Nach Le Pen-Urteil: Europas Rechte ist "geschockt"
Nach der Verurteilung der populärsten französischen Politikerin, Marine Le Pen, ist die neue Rechte in Europa fassungslos vor Entsetzen. Viktor Orban schrieb auf X lapidar: “Je suis Marine!” (“Ich bin Marine”)
Der Gründerin und führenden Politikerin des rechtsnationalen Rassemblement National (RN), Marine Le Pen (56), wird wohl eine Kandidatur bei der Präsidentschaftswahl 2027 verwehrt bleiben. Le Pen galt bislang als aussichtsreichste Anwärterin auf die Nachfolge von Präsident Emmanuel Macron.
Nach dem heutigen Schuldspruch wegen Veruntreuung von Geldern durch Scheinbeschäftigung von Mitarbeitern im Europaparlament verhängte ein Gericht in Paris mit sofortiger Wirkung die Strafe der auf fünf Jahre befristeten Unwählbarkeit für politische Ämter. Mehr noch, Le Pen muss zwei Jahre lang Fußfesseln tragen.
Der Vorsitzende des RN, Jordan Bardella, bezeichnete den Schuldspruch für seine Parteikollegin prompt als Todesstoß für die Demokratie in Frankreich. „Es ist nicht nur Marine Le Pen, die heute ungerechterweise verurteilt wurde: Das ist die Hinrichtung der französischen Demokratie“, schrieb Bardella auf X.
Orban solidarisierte sich umgehend mit Le Pen
Ungarns Premier Viktor Orban, dessen Partei Fidesz zusammen mit dem RN in der Fraktion “Patrioten für Europa” im Europäischen Parlament sitzt, reagierte auf Online-Plattform X umgehend auf die Verurteilung seiner Gessinungsgenossin. Er schrieb: “Je suis Marine” (“Ich bin Marine”).
Dies ist gewissermaßen eine Anlehnung an den Slogan “Je suis Charlie!”, der nach dem islamistischen Terroranschlag auf die Redaktion des französischen Satireblatts “Charlie Hebdo” (Jänner 2015) allenthalben in Frankreich zu lesen war.
Wilders ist "geschockt", Salvini spricht von "Kriegserklärung"
Der Vorsitzende der niederländischen Partij voor de Vrijheid (PVV), Geert Wilders, gab sich ebenfalls erschüttert: „Ich bin geschockt über das unglaubliche harte Urteil.” Wilders, dessen PVV ebenfalls Mitglied der Fraktion “Patrioten für Europa” ist, betonte, er unterstütze die Politikerin und glaube „volle 100 Prozent“ an sie.
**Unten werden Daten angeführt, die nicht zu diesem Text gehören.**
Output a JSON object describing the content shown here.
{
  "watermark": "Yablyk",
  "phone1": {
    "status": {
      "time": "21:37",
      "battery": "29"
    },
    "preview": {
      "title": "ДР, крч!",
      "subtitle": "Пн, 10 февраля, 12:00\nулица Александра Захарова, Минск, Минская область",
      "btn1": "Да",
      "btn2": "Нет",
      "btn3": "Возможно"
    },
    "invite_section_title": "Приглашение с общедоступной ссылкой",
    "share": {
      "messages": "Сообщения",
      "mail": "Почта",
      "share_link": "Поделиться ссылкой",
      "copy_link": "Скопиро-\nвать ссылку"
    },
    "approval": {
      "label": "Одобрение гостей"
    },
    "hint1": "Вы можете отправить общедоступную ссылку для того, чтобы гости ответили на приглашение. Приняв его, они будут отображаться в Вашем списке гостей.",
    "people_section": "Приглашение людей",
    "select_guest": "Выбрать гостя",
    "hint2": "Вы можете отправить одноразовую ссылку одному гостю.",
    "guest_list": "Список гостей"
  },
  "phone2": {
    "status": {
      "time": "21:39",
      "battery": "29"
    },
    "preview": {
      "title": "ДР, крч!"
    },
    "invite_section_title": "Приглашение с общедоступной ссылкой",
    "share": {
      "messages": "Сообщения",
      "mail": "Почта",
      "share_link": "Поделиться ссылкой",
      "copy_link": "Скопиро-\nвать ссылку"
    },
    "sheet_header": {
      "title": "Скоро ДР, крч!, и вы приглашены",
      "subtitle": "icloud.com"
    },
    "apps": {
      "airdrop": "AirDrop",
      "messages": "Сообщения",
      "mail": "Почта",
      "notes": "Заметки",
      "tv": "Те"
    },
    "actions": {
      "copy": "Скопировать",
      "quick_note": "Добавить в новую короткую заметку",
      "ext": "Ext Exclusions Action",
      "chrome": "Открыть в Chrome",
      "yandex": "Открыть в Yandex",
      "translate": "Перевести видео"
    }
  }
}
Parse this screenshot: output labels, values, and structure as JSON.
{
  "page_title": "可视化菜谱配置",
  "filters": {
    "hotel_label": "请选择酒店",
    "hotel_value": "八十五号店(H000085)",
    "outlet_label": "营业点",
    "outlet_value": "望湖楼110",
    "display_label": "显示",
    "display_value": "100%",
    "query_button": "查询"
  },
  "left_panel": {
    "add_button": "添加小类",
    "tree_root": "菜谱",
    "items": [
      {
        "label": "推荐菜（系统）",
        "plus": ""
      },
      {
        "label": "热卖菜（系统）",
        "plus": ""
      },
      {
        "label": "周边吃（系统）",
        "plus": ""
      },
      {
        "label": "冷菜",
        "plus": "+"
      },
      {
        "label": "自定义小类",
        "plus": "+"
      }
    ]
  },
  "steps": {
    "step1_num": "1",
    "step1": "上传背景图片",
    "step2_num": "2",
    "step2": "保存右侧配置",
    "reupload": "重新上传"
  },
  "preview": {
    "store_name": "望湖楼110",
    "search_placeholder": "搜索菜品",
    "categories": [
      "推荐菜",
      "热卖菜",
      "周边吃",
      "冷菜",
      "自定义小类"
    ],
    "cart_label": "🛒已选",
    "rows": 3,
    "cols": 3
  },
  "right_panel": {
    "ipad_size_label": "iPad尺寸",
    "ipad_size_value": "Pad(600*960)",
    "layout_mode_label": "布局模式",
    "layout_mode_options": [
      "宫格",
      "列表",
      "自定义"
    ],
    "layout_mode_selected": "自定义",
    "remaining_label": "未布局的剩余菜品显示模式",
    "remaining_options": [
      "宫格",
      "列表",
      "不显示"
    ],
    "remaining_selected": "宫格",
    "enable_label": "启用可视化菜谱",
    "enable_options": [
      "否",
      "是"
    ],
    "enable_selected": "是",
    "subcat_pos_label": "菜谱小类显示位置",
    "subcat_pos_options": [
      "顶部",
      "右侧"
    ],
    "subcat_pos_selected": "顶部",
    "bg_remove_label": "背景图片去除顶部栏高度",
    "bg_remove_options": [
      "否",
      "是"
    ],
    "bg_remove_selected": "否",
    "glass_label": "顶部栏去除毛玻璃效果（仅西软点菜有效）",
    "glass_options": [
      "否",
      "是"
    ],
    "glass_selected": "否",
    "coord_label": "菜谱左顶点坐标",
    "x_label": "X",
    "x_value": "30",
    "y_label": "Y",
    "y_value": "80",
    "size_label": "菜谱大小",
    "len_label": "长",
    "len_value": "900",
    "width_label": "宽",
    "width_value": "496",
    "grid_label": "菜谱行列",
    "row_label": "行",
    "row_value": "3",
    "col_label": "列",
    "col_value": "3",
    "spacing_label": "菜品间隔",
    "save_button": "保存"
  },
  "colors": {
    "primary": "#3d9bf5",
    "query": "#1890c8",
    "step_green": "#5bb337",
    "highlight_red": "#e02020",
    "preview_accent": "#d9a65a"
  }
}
Er sei auch davon überzeugt, dass sie ein Berufungsverfahren gewinnen und schließlich Präsidentin von Frankreich werde.
Auch Italiens Vize-Premier Matteo Salvini sprach Le Pen aufmunternde Worte zu. Der Vorsitzende der Rechtspartei Lega (ebenfalls Mitglied der Fraktion “Patrioten für Europa”) nannte das Urteil gegen seine französische Gesinnungsgenossin eine „Kriegserklärung“, mit der man Le Pen aus dem politischen Leben ausschließen wolle. Salvini fügte an: „Wir lassen uns nicht einschüchtern, wir bleiben nicht stehen: Volle Kraft voraus, meine Freundin!“.
Kritik am Le Pen-Urteil gab es auch aus Moskau. Der Kreml sieht einen Verstoß gegen demokratische Regeln. „Unsere Beobachtungen in den europäischen Hauptstädten zeigen, dass man keineswegs zurückhaltend ist, im politischen Prozess die Grenzen der Demokratie zu überschreiten“, sagte Kremlsprecher Dimitri Peskow .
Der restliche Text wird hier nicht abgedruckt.